I love the piece on the Times. I'd seen a lot of very shallow, hyper-partisan anger on both sides about the whole Tom Cotton controversy, but this is the most thoughtful and compelling argument for "the NYT has become overly infused by politics" that I've seen. Thanks for sharing!
Great line: "Our role, we knew, was to help readers understand such threats, and this required empathetic – not sympathetic – reporting. This is not an easy distinction but good reporters make it: they learn to understand and communicate the sources and nature of a toxic ideology without justifying it, much less advocating it."
Wait, the CCP hated Babel too? I never thought I'd agree with them on anything!
Typo: "should to have" should be "should have"
I think you'll love this story
https://mirrorsea.xyz/
I really tried to read the James Bennet piece, but I just could not get through it. The problem is not even that he's right or wrong about the decisions he made when at the Times, or the Times' direction more broadly, but that he seems to greatly overestimate his own importance and that of the Times more broadly.
My general impression of the NYT is that it occasionally publishes some really good investigative journalism, but mostly their national politics coverage is noticeably inferior to WaPo's. And James Bennet wasn't even a news editor! He was just in charge of the opinion page! He was just never as important as he seems to think he is.

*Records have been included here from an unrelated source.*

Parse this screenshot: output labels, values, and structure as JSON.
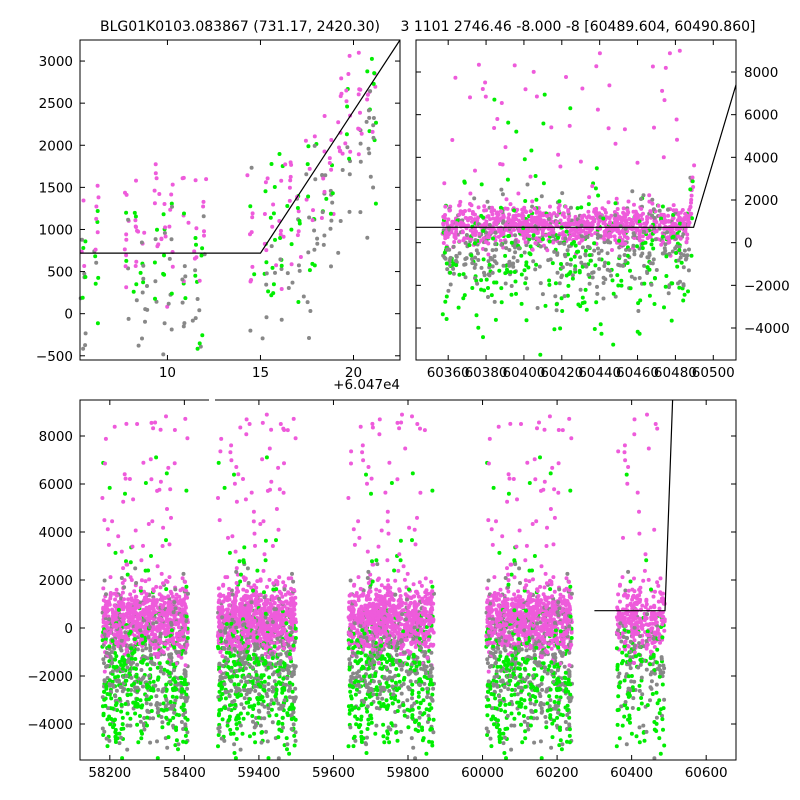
{
  "chart_data": [
    {
      "type": "scatter",
      "title": "BLG01K0103.083867 (731.17, 2420.30)",
      "xlim": [
        5.3,
        22.5
      ],
      "ylim": [
        -550,
        3250
      ],
      "x_offset_label": "+6.047e4",
      "xticks": [
        10,
        15,
        20
      ],
      "yticks": [
        -500,
        0,
        500,
        1000,
        1500,
        2000,
        2500,
        3000
      ],
      "yaxis_side": "left",
      "series": [
        {
          "color": "#ee5bdb",
          "band": "I"
        },
        {
          "color": "#00ee00",
          "band": "V"
        },
        {
          "color": "#888888",
          "band": "other"
        }
      ],
      "model": {
        "x": [
          5.3,
          15.0,
          22.5
        ],
        "y": [
          720,
          720,
          3250
        ]
      },
      "groups": [
        {
          "x": [
            7.8,
            8.4
          ],
          "y": [
            800,
            1350
          ]
        },
        {
          "x": [
            9.3,
            10.1
          ],
          "y": [
            900,
            1150
          ]
        },
        {
          "x": [
            11.0,
            12.2
          ],
          "y": [
            200,
            1200
          ]
        },
        {
          "x": [
            15.2,
            17.8
          ],
          "y": [
            400,
            1500
          ]
        },
        {
          "x": [
            17.8,
            21.0
          ],
          "y": [
            900,
            2500
          ]
        }
      ]
    },
    {
      "type": "scatter",
      "title": "3 1101 2746.46 -8.000 -8 [60489.604, 60490.860]",
      "xlim": [
        60343,
        60512
      ],
      "ylim": [
        -5500,
        9500
      ],
      "xticks": [
        60360,
        60380,
        60400,
        60420,
        60440,
        60460,
        60480,
        60500
      ],
      "yticks": [
        -4000,
        -2000,
        0,
        2000,
        4000,
        6000,
        8000
      ],
      "yaxis_side": "right",
      "series": [
        {
          "color": "#ee5bdb",
          "band": "I"
        },
        {
          "color": "#00ee00",
          "band": "V"
        },
        {
          "color": "#888888",
          "band": "other"
        }
      ],
      "model": {
        "x": [
          60343,
          60489.6,
          60512
        ],
        "y": [
          720,
          720,
          7400
        ]
      },
      "seasons": [
        [
          60357,
          60490
        ]
      ]
    },
    {
      "type": "scatter",
      "title": "",
      "xlim": [
        58120,
        60680
      ],
      "ylim": [
        -5500,
        9500
      ],
      "xticks": [
        58200,
        58400,
        59400,
        59600,
        59800,
        60000,
        60200,
        60400,
        60600
      ],
      "yticks": [
        -4000,
        -2000,
        0,
        2000,
        4000,
        6000,
        8000
      ],
      "yaxis_side": "left",
      "break": {
        "at_x": 58500,
        "resume_x": 59300
      },
      "series": [
        {
          "color": "#ee5bdb",
          "band": "I"
        },
        {
          "color": "#00ee00",
          "band": "V"
        },
        {
          "color": "#888888",
          "band": "other"
        }
      ],
      "model": {
        "x": [
          60300,
          60489.6,
          60510
        ],
        "y": [
          720,
          720,
          9500
        ]
      },
      "seasons": [
        [
          58180,
          58410
        ],
        [
          59290,
          59500
        ],
        [
          59640,
          59870
        ],
        [
          60010,
          60240
        ],
        [
          60360,
          60490
        ]
      ]
    }
  ]
}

It reminds me of my conviction that the very term "cancel culture" is proof that the whole "cancel culture" discussion is overly dominated by elite media figures for whom "you land a cushy TV gig but then your show gets cancelled because you made a joke that didn't land" is the worst thing they can imagine ever happening to a person.
> The 2023 Hugo Award nominating data was recently released. Two works (the Sandman TV show and R. F. Kuang’s Babel) and two authors (Xiran Jay Zhao and Paul Weimer) were inexplicably declared ineligible even though they weren’t. It’s believed this is in retaliation for the authors’ criticism of the Chinese Communist Party. The statistics themselves are very fishy.